The machines are sensitive scientific instruments, and in many cases they haven't been properly calibrated, yielding results that were at times 40 percent too high. Maintaining machines is up to police departments that sometimes have shoddy standards and lack expertise. In some cities, lab officials have used stale or home-brewed chemical solutions that warped results. In Massachusetts, officers used a machine with rats nesting inside.
[...] Technical experts have found serious programming mistakes in the machines' software. States have picked devices that their own experts didn't trust and have disabled safeguards meant to ensure the tests' accuracy.
[...] Yet the tests have become all but unavoidable. Every state punishes drivers who refuse to take one when ordered by a police officer.
I strongly suggest reading the entire article. Breath-taking and sobering is an understatement.
Also at CNET
(Score: 4, Informative) by ikanreed on Tuesday November 05 2019, @05:06PM (3 children)
*Almost all of the the "DNA tests" they do for crime scenes are not full genome sequencing, but visual spot test electrophoresis, which can distinguish on among about 20-50 people before getting duplicate results from chance.
*Fingerprint experts will often give different analyses to the same finger-prints if the image is rotated a few degrees.

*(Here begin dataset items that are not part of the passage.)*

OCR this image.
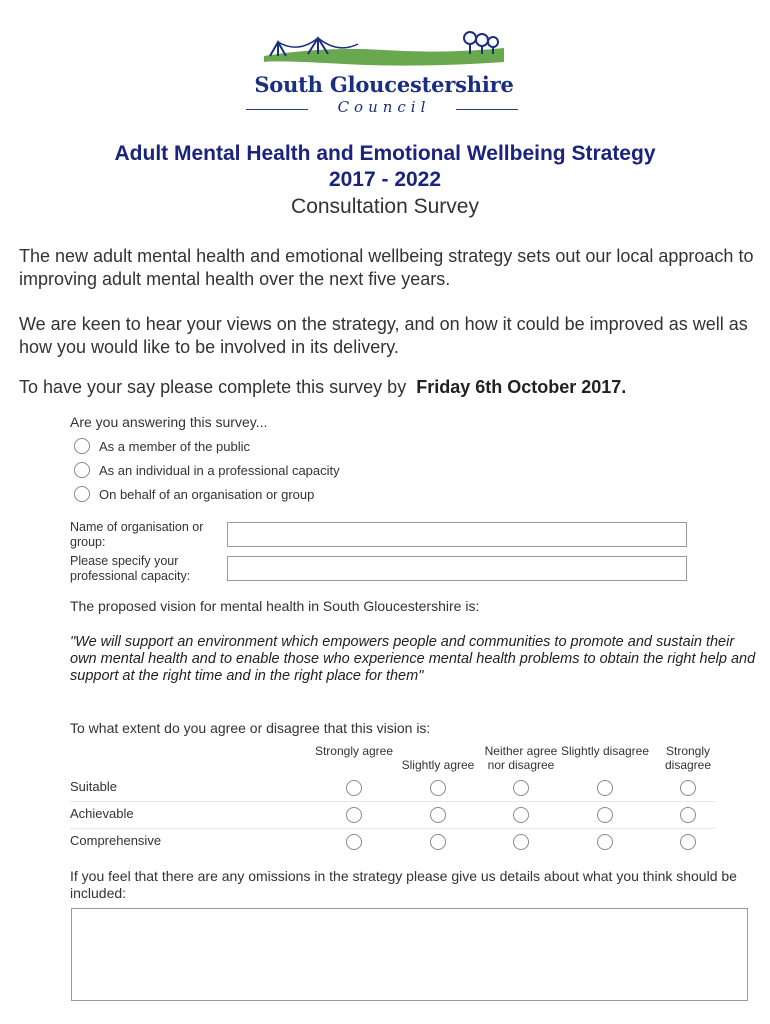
South Gloucestershire
Council
Adult Mental Health and Emotional Wellbeing Strategy
2017 - 2022
Consultation Survey
The new adult mental health and emotional wellbeing strategy sets out our local approach to improving adult mental health over the next five years.
We are keen to hear your views on the strategy, and on how it could be improved as well as how you would like to be involved in its delivery.
To have your say please complete this survey by Friday 6th October 2017.
Are you answering this survey...
As a member of the public
As an individual in a professional capacity
On behalf of an organisation or group
Name of organisation or group:
Please specify your professional capacity:
The proposed vision for mental health in South Gloucestershire is:
"We will support an environment which empowers people and communities to promote and sustain their own mental health and to enable those who experience mental health problems to obtain the right help and support at the right time and in the right place for them"
To what extent do you agree or disagree that this vision is:
Strongly agree
Slightly agree
Neither agree nor disagree
Slightly disagree	Strongly disagree
Suitable
Achievable
Comprehensive
If you feel that there are any omissions in the strategy please give us details about what you think should be included:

*The central crime lab in my state had a huge scandal because one of their employees was just writing conclusion reports agreeing with whatever the arresting officer said without doing any tests
*The most popular interrogation method(crying when punishments are described is treated as a sign of guilt) is known to have a high false confession rate, and the very person convicted using it turned out to be innocent
*Everything you've ever heard about eyewitness testimony being bad
The great thing is none of those are so bad as to be inadmissible in court, like lie detectors or body language analysis. Just flawed in ways not nearly enough people appreciate.
(Score: 2) by JoeMerchant on Tuesday November 05 2019, @07:11PM (1 child)
Couple all of the above with Milgram's results (mindless obedience authority), and you've got kangaroos with rubber stamps on their feet loose in the justice system.
One of the worst frameworks left by the founding fathers was to be tried by a jury of one's peers - not that I have a better suggestion, but it's the at the crux of courtroom injustice.
Україна досі не є частиною Росії Слава Україні🌻 https://news.stanford.edu/2023/02/17/will-russia-ukraine-war-end
(Score: 0) by Anonymous Coward on Tuesday November 05 2019, @07:48PM
In most jurisdictions you have the option of a bench trial [wikipedia.org].
Unfortunately, most state and local judges are *elected*, which gives them an incentive to increase the rate at which "criminals" are caged.
In fact, this 2010 documentary [imdb.com] about abuses in the Massachusetts criminal justice system gives a great overview of how corruption works.
(Score: 0) by Anonymous Coward on Tuesday November 05 2019, @10:00PM
A favorite story of mine is how a buddy of mine accidentally submitted the same fingerprints to a fingerprint expert once during a deposition. The look on his face when I pointed out a few days later that the expert said none of the fingerprints matched, even though the expert had identical (but differently cropped) fingerprint images in the set he examined, was priceless. I really wish I could have seen the expert's face when confronted by that in court, but the prosecutor dismissed the charge for unrelated reasons so that never happened.